Into this scenario comes Discover Your Destiny With The Monk who sold his Ferrari, a sequel to the bestseller The Monk who sold his Ferrari authored by Robin Sharma. A US-based lawyer-turned-motivational speaker Sharma is ranked among the world’s premier self-improvement gurus and has authored six other books, including The Monk who sold his Ferrari, which reportedly sold over four million copies worldwide. Founder-CEO of Sharma Leadership International (SLI), Sharma is the star of his own PBS television show and lectures over 200,000 people a year at his overbooked international seminars which attract audiences of up to 10,000. He has also shared speaking platforms with high-profile individuals including former US president Bill Clinton, holistic healer Dr. Deepak Chopra, author Richard Carlson and counsellor Dr. John Gray.

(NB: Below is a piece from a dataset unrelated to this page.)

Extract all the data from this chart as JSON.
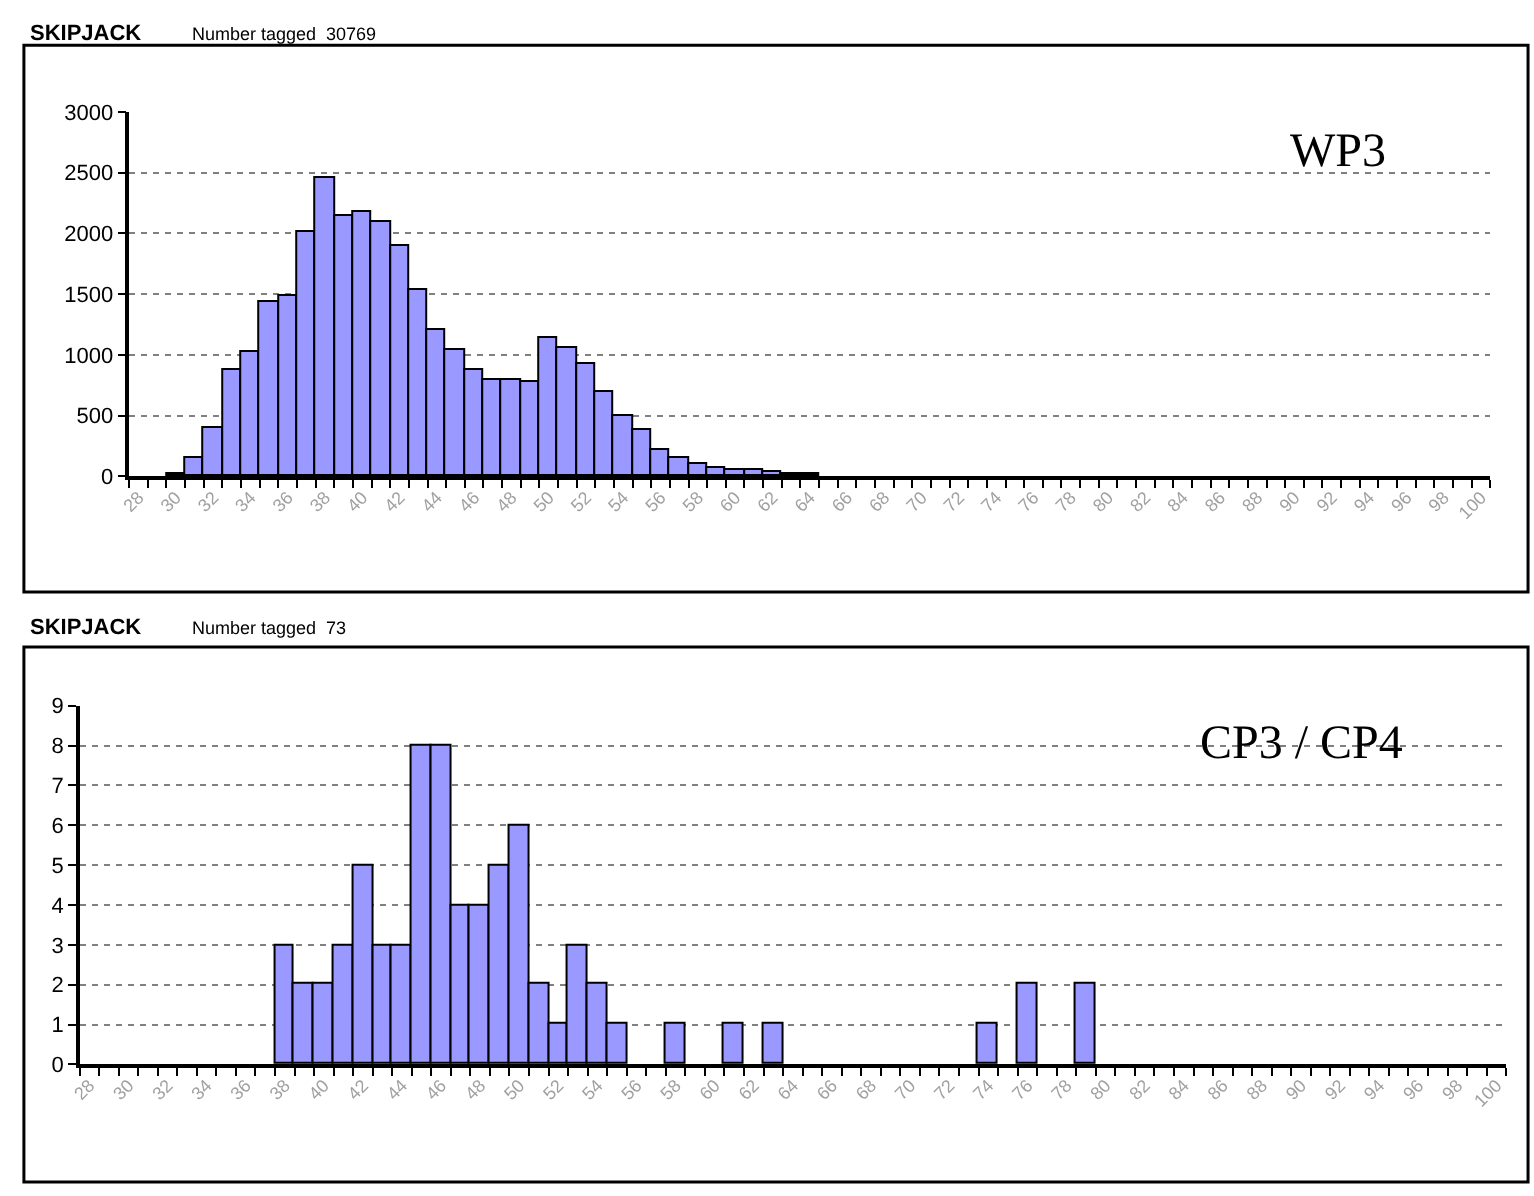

Promoted as a handbook which offers seven steps to self-realisation, Discover Your Destiny is recounted as a narrative, detailing the story of Dar Sanderson, a 43-year-old successful entrepreneur who has a nice home, and a steadily increasing income but suffers on the personal and home fronts. Fed up with his odd timings and obsessive business overdrive, his wife walks out on him with their three children. Deeply depressed, Sanderson takes to drinking, loses his fitness and health and attempts a desperate suicide bid by shooting himself in a shabby motel room. Just as he is about to pull the trigger, he feels dizzy and collapses on the floor. As he lies writhing with fearful seizures he experiences a revelatory vision. “Your life is a treasure and you are so much more than you know,” intones a voice which pierces his deepest being.
Later a chance encounter with Julian Mantle- a hotshot lawyer turned monk who has learnt the secrets of lasting success from sages in the Himalayas- sets Sanderson upon an exciting and educative six-month odyssey to discover himself and reclaim the life of his dreams. As he journeys down the path to self-discovery, Sanderson learns about the seven paths every person must walk if he/ she wishes to experience lasting happiness and personal and spiritual development.
In the ten chapters, Sharma provides useful answers to questions that inhibit every mind and prevent people from innovating or undertaking great enterprises for fear of failure or ridicule. There are useful pointers on “How to trust in your limitless potential”; “How to avoid the crime of self-betrayal”; “How to realize the life of your dreams”; “How to transform fear into fortune”; “How to discover your true calling”; “How to turn events that test you into experiences that reward you”; “How to find the love you want”, among others.
I can’t help admitting that despite its folksy tenor, Discover Your Destiny provides a useful road map to self-improvement. This book could well be a catalyst for self-transformation and could stimulate readers to stop leading mundane lives by lighting a path for those lacking self-belief and wallowing in despair. It has potential to deliver the happiness, prosperity and inner peace to which everyone is entitled. Sharma has successfully combined eastern wisdom with western management principles in this absorbing practical guide, which offers the reader a simple blueprint for a beautiful life. A motivational guide, especially for the timorous and faint-hearted who lack courage to follow their dreams, it could, however have done with better typography and layout. But then Jaico is Jaico.